Fevered speculation is growing in the US political world over picks for candidates for vice president
"The Vice-Presidency isn't worth a bucket of warm spit," famously said John Nance Garner, the first Vice President of Franklin Delano Roosevelt.
But
despite this non-endorsement of the office, we are now in heavy vetting
season, where speculation about who Republican nominee Mitt Romney might
pick for VP is a favourite political parlour game.
His
selection will be the first in the post-Sarah Palin era, and she casts a
long shadow over the process. While beloved by the Tea Party base,
Palin still hasn't been invited to speak at the Republican Convention by
the Romney campaign. That's because her nomination is increasingly
recognised as an embarrassing mistake, even by some conservatives who
dutifully defended her during the 2008 campaign.
The
polarising impact of that Palin pick makes it far less likely that
Romney will tap an untested "game changer" like freshman Florida Senator
Marco Rubio. Rubio would be a bold pick, a bid to build support among
Latinos and the millennial generation. Additionally, Rubio might tip the
scales in the critical swing state of Florida. But post-Palin, Rubio's
vulnerabilities outweigh the positives. He has been in the US Senate
less than two years, the same amount of time that Palin served as Alaska
Governor before being nominated.
His
experience is limited to the Florida statehouse, a place of local
influence but also the source of periodic scandals. Post-Palin, a lack
of national experience is not an asset.
Mitt Romney is known to be a cautious and constitutionally conservative man.Big personalities like New Jersey Governor Chris Christie – who is credibly rumoured to be the keynote speaker at the Republican Convention – are not his cup of tea.
High-profile trial balloons, like the much-ballyhooed "Condi Rice for VP" story leaked to the DrudgeReport website, were thinly-veiled attempts to change the conversation from Romney's refusal to release more than two years of tax returns.
Such a story also gives the appearance of commitment to diversity, but hours after the VP Condi story was floated, social conservatives attacked, reminding Romney that a pro-choice nominee like the former secretary of state would be DOA at the convention.
Other Republican rising stars like Louisiana Governor Bobby Jindal and Wisconsin Congressman Paul Ryan are more credibly being vetted, but contain risks rooted in policy specifics that delight conservatives but could ultimately alienate centrist swing voters.
So Romney seems likely to go for a VP-pick who will follow the doctor's mantra: first, do no harm. Conventional wisdom is settling on two top tier VP candidates: Ohio Senator Rob Portman and former Minnesota Governor Tim Pawlenty.
Portman has the advantage of hailing from a must-win swing state: Ohio. He is solid, steady and experienced with a background of government experience focused on economic issues – the core message on which Romney wants to campaign. But Portman has a two-fold downside. First, he was President George W.Bush's budget director - so if Romney picked him, he would be forced to account for the unpopular economic policies of the last Republican administration.
Second, Portman's extensive Washington experience includes a stint at a powerful lobbying law firm, some of whose clients were overseas - a combination that could compound Romney's problems connecting to middle class voters.

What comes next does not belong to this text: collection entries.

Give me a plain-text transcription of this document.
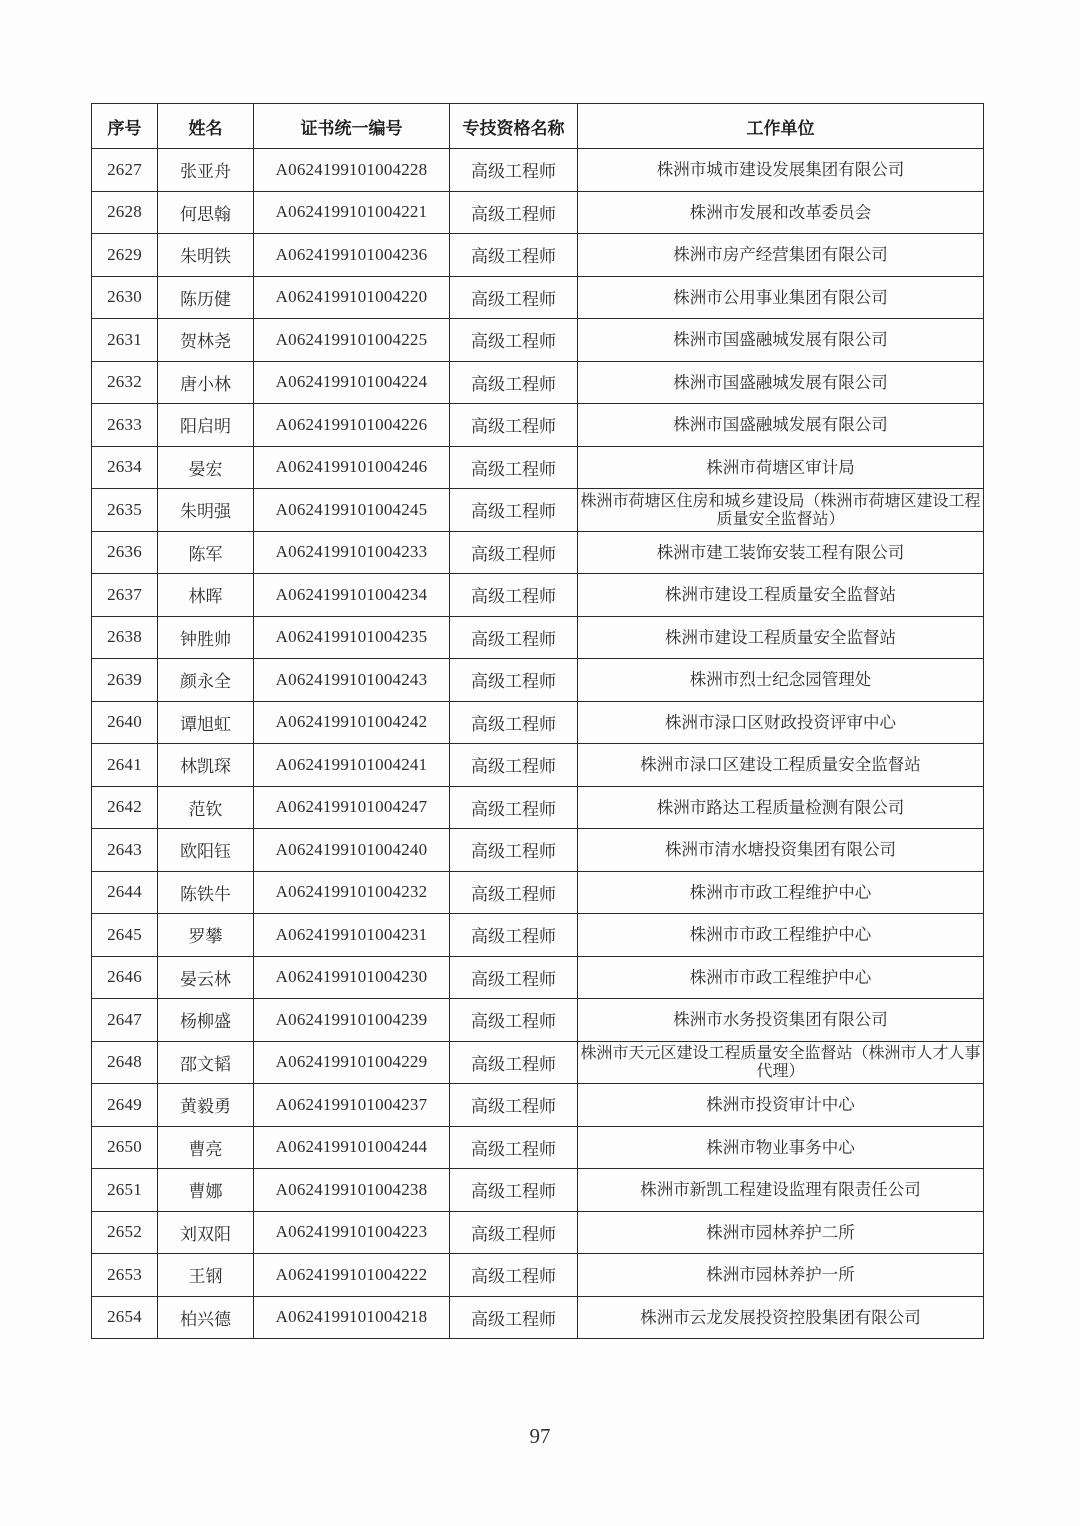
序号	姓名	证书统一编号	专技资格名称	工作单位
2627	张亚舟	A0624199101004228	高级工程师	株洲市城市建设发展集团有限公司
2628	何思翰	A0624199101004221	高级工程师	株洲市发展和改革委员会
2629	朱明铁	A0624199101004236	高级工程师	株洲市房产经营集团有限公司
2630	陈历健	A0624199101004220	高级工程师	株洲市公用事业集团有限公司
2631	贺林尧	A0624199101004225	高级工程师	株洲市国盛融城发展有限公司
2632	唐小林	A0624199101004224	高级工程师	株洲市国盛融城发展有限公司
2633	阳启明	A0624199101004226	高级工程师	株洲市国盛融城发展有限公司
2634	晏宏	A0624199101004246	高级工程师	株洲市荷塘区审计局
2635	朱明强	A0624199101004245	高级工程师	株洲市荷塘区住房和城乡建设局（株洲市荷塘区建设工程质量安全监督站）
2636	陈军	A0624199101004233	高级工程师	株洲市建工装饰安装工程有限公司
2637	林晖	A0624199101004234	高级工程师	株洲市建设工程质量安全监督站
2638	钟胜帅	A0624199101004235	高级工程师	株洲市建设工程质量安全监督站
2639	颜永全	A0624199101004243	高级工程师	株洲市烈士纪念园管理处
2640	谭旭虹	A0624199101004242	高级工程师	株洲市渌口区财政投资评审中心
2641	林凯琛	A0624199101004241	高级工程师	株洲市渌口区建设工程质量安全监督站
2642	范钦	A0624199101004247	高级工程师	株洲市路达工程质量检测有限公司
2643	欧阳钰	A0624199101004240	高级工程师	株洲市清水塘投资集团有限公司
2644	陈铁牛	A0624199101004232	高级工程师	株洲市市政工程维护中心
2645	罗攀	A0624199101004231	高级工程师	株洲市市政工程维护中心
2646	晏云林	A0624199101004230	高级工程师	株洲市市政工程维护中心
2647	杨柳盛	A0624199101004239	高级工程师	株洲市水务投资集团有限公司
2648	邵文韬	A0624199101004229	高级工程师	株洲市天元区建设工程质量安全监督站（株洲市人才人事代理）
2649	黄毅勇	A0624199101004237	高级工程师	株洲市投资审计中心
2650	曹亮	A0624199101004244	高级工程师	株洲市物业事务中心
2651	曹娜	A0624199101004238	高级工程师	株洲市新凯工程建设监理有限责任公司
2652	刘双阳	A0624199101004223	高级工程师	株洲市园林养护二所
2653	王钢	A0624199101004222	高级工程师	株洲市园林养护一所
2654	柏兴德	A0624199101004218	高级工程师	株洲市云龙发展投资控股集团有限公司
97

And so Pawlenty's stock is rising. He was considered a leading VP-possibility for John McCain in 2008, before the Arizona Senator chose Palin - and Pawlenty pursued his own (brief) presidential bid this time around before dropping out and endorsing Romney. So the two-term governor of a Democratic-leaning state has been thoroughly vetted.
Best of all, from the Romney campaign's perspective, Pawlenty's blue collar biography helpfully contrasts with their man's privileged background. He grew up poor - his father was a milk-man - and his rise confirms the endurance of the American Dream.
He is an evangelical, which comforts the social conservative base. And from the Team Romney perspective, the prospect of two Republican governors of normally Democrat states on the ticket sends a welcoming message to moderate voters.
Neither Portman nor Pawlenty are dynamic, charismatic figures. Their selection would show Romney playing it safe, for better or worse - offering voters the equivalent of a white bread sandwich.
As Sarah Palin showed, VP picks do matter. They are a nominee's first presidential level decision and offer enduring insight into their judgment.
Strong picks can balance out a candidate's political profile (remember Ronald Reagan's selection of the comparatively centrist George HW Bush) or help win an election by carrying their home state (as LBJ did for John F Kennedy by swinging Texas into the Democratic column in 1960).
Most of all, they matter because nine vice-presidents suddenly became president themselves, including greats like Theodore Roosevelt and Harry S Truman. What may seem like a "bucket of warm spit" can become a bully pulpit with the ability to make history, overnight.